Siempre había vinculado a los psicólogos con problemas graves. Aunque quizás era un buen momento, haber lastimado a alguien siempre es uno.
—Supongo que depende el caso —admitió para no descartar ninguna opción—. He escuchado cosas positivas de algunos profesionales en la materia. Conozco un par muy buenos que si te interesa puedo recomendarte.
Alba frunció los labios y bajó la mirada.
Yo también aguardé un momento, reflexionando la posibilidad. Recibir ayuda profesional me asustaba porque no quería sincerarme con un desconocido, temía abrumarme con todos los problemas que pudiera encontrar en mí, pero el miedo a dañar a otras personas era peor. Ya no quería arruinarlo. El primer paso para vivir bien era arreglar lo que estaba mal.
—Quizás sería una buena idea —acepté, sorprendiéndolos.

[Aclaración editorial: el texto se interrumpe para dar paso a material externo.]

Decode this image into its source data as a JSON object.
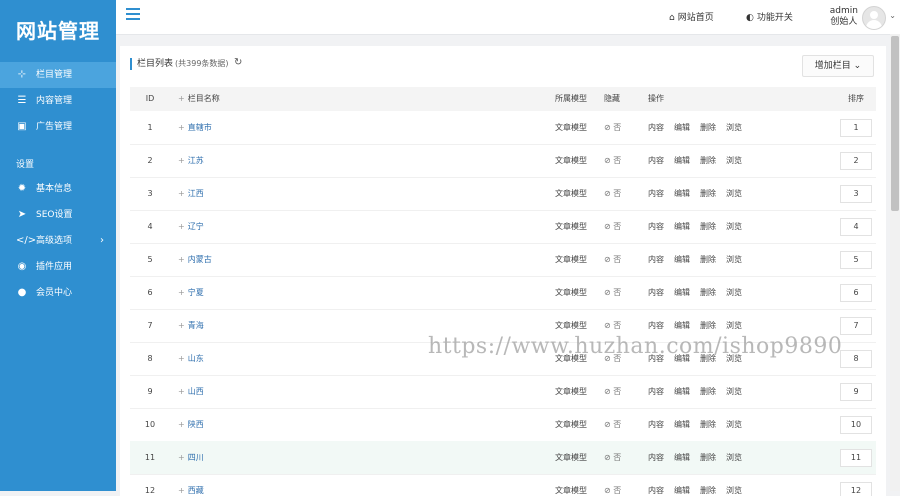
{
  "sidebar": {
    "logo": "网站管理",
    "items_top": [
      {
        "icon": "sitemap-icon",
        "glyph": "⊹",
        "label": "栏目管理",
        "active": true
      },
      {
        "icon": "list-icon",
        "glyph": "☰",
        "label": "内容管理",
        "active": false
      },
      {
        "icon": "image-icon",
        "glyph": "▣",
        "label": "广告管理",
        "active": false
      }
    ],
    "group_label": "设置",
    "items_settings": [
      {
        "icon": "gear-icon",
        "glyph": "✹",
        "label": "基本信息"
      },
      {
        "icon": "paper-plane-icon",
        "glyph": "➤",
        "label": "SEO设置"
      },
      {
        "icon": "code-icon",
        "glyph": "</>",
        "label": "高级选项",
        "has_arrow": true
      },
      {
        "icon": "plugin-icon",
        "glyph": "◉",
        "label": "插件应用"
      },
      {
        "icon": "user-icon",
        "glyph": "●",
        "label": "会员中心"
      }
    ]
  },
  "topbar": {
    "home_label": "网站首页",
    "toggle_label": "功能开关",
    "user_name": "admin",
    "user_role": "创始人"
  },
  "card": {
    "title": "栏目列表",
    "count_text": "(共399条数据)",
    "add_button": "增加栏目"
  },
  "table": {
    "headers": {
      "id": "ID",
      "name": "栏目名称",
      "model": "所属模型",
      "hidden": "隐藏",
      "ops": "操作",
      "sort": "排序"
    },
    "rows": [
      {
        "id": "1",
        "name": "直辖市",
        "model": "文章模型",
        "hidden": "⊘ 否",
        "sort": "1"
      },
      {
        "id": "2",
        "name": "江苏",
        "model": "文章模型",
        "hidden": "⊘ 否",
        "sort": "2"
      },
      {
        "id": "3",
        "name": "江西",
        "model": "文章模型",
        "hidden": "⊘ 否",
        "sort": "3"
      },
      {
        "id": "4",
        "name": "辽宁",
        "model": "文章模型",
        "hidden": "⊘ 否",
        "sort": "4"
      },
      {
        "id": "5",
        "name": "内蒙古",
        "model": "文章模型",
        "hidden": "⊘ 否",
        "sort": "5"
      },
      {
        "id": "6",
        "name": "宁夏",
        "model": "文章模型",
        "hidden": "⊘ 否",
        "sort": "6"
      },
      {
        "id": "7",
        "name": "青海",
        "model": "文章模型",
        "hidden": "⊘ 否",
        "sort": "7"
      },
      {
        "id": "8",
        "name": "山东",
        "model": "文章模型",
        "hidden": "⊘ 否",
        "sort": "8"
      },
      {
        "id": "9",
        "name": "山西",
        "model": "文章模型",
        "hidden": "⊘ 否",
        "sort": "9"
      },
      {
        "id": "10",
        "name": "陕西",
        "model": "文章模型",
        "hidden": "⊘ 否",
        "sort": "10"
      },
      {
        "id": "11",
        "name": "四川",
        "model": "文章模型",
        "hidden": "⊘ 否",
        "sort": "11",
        "highlight": true
      },
      {
        "id": "12",
        "name": "西藏",
        "model": "文章模型",
        "hidden": "⊘ 否",
        "sort": "12"
      }
    ],
    "ops": [
      "内容",
      "编辑",
      "删除",
      "浏览"
    ]
  },
  "watermark": "https://www.huzhan.com/ishop9890"
}
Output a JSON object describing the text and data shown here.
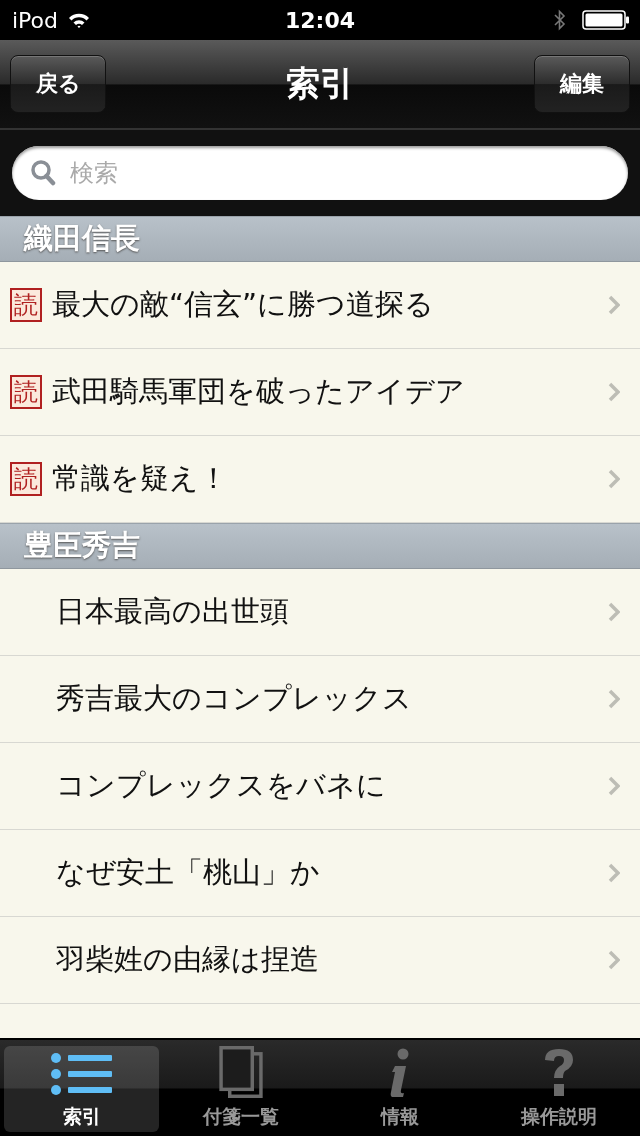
{
  "status_bar": {
    "carrier": "iPod",
    "time": "12:04"
  },
  "nav": {
    "back": "戻る",
    "title": "索引",
    "edit": "編集"
  },
  "search": {
    "placeholder": "検索"
  },
  "sections": [
    {
      "title": "織田信長",
      "rows": [
        {
          "badge": "読",
          "label": "最大の敵“信玄”に勝つ道探る"
        },
        {
          "badge": "読",
          "label": "武田騎馬軍団を破ったアイデア"
        },
        {
          "badge": "読",
          "label": "常識を疑え！"
        }
      ]
    },
    {
      "title": "豊臣秀吉",
      "rows": [
        {
          "label": "日本最高の出世頭"
        },
        {
          "label": "秀吉最大のコンプレックス"
        },
        {
          "label": "コンプレックスをバネに"
        },
        {
          "label": "なぜ安土「桃山」か"
        },
        {
          "label": "羽柴姓の由縁は捏造"
        }
      ]
    }
  ],
  "tabs": [
    {
      "kind": "list",
      "label": "索引",
      "selected": true
    },
    {
      "kind": "notes",
      "label": "付箋一覧",
      "selected": false
    },
    {
      "kind": "info",
      "label": "情報",
      "selected": false
    },
    {
      "kind": "help",
      "label": "操作説明",
      "selected": false
    }
  ]
}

Alba me analizó curiosa, como si estudiara si mentía o no. Sus ojos azules recorrieron mi semblante en búsqueda de falsedad. Estaba siendo honesto, ella lo entendió.
La vi sacarse del bolsillo su celular y teclear algo a una velocidad que admiré.
—¿Qué haces? —le pregunté porque tuve la impresión de que se trataba de mí.
—Me lo vas a agradecer —respondió sin prestarme atención.
Y al escuchar una nueva notificación a mi celular supe que tendría razón.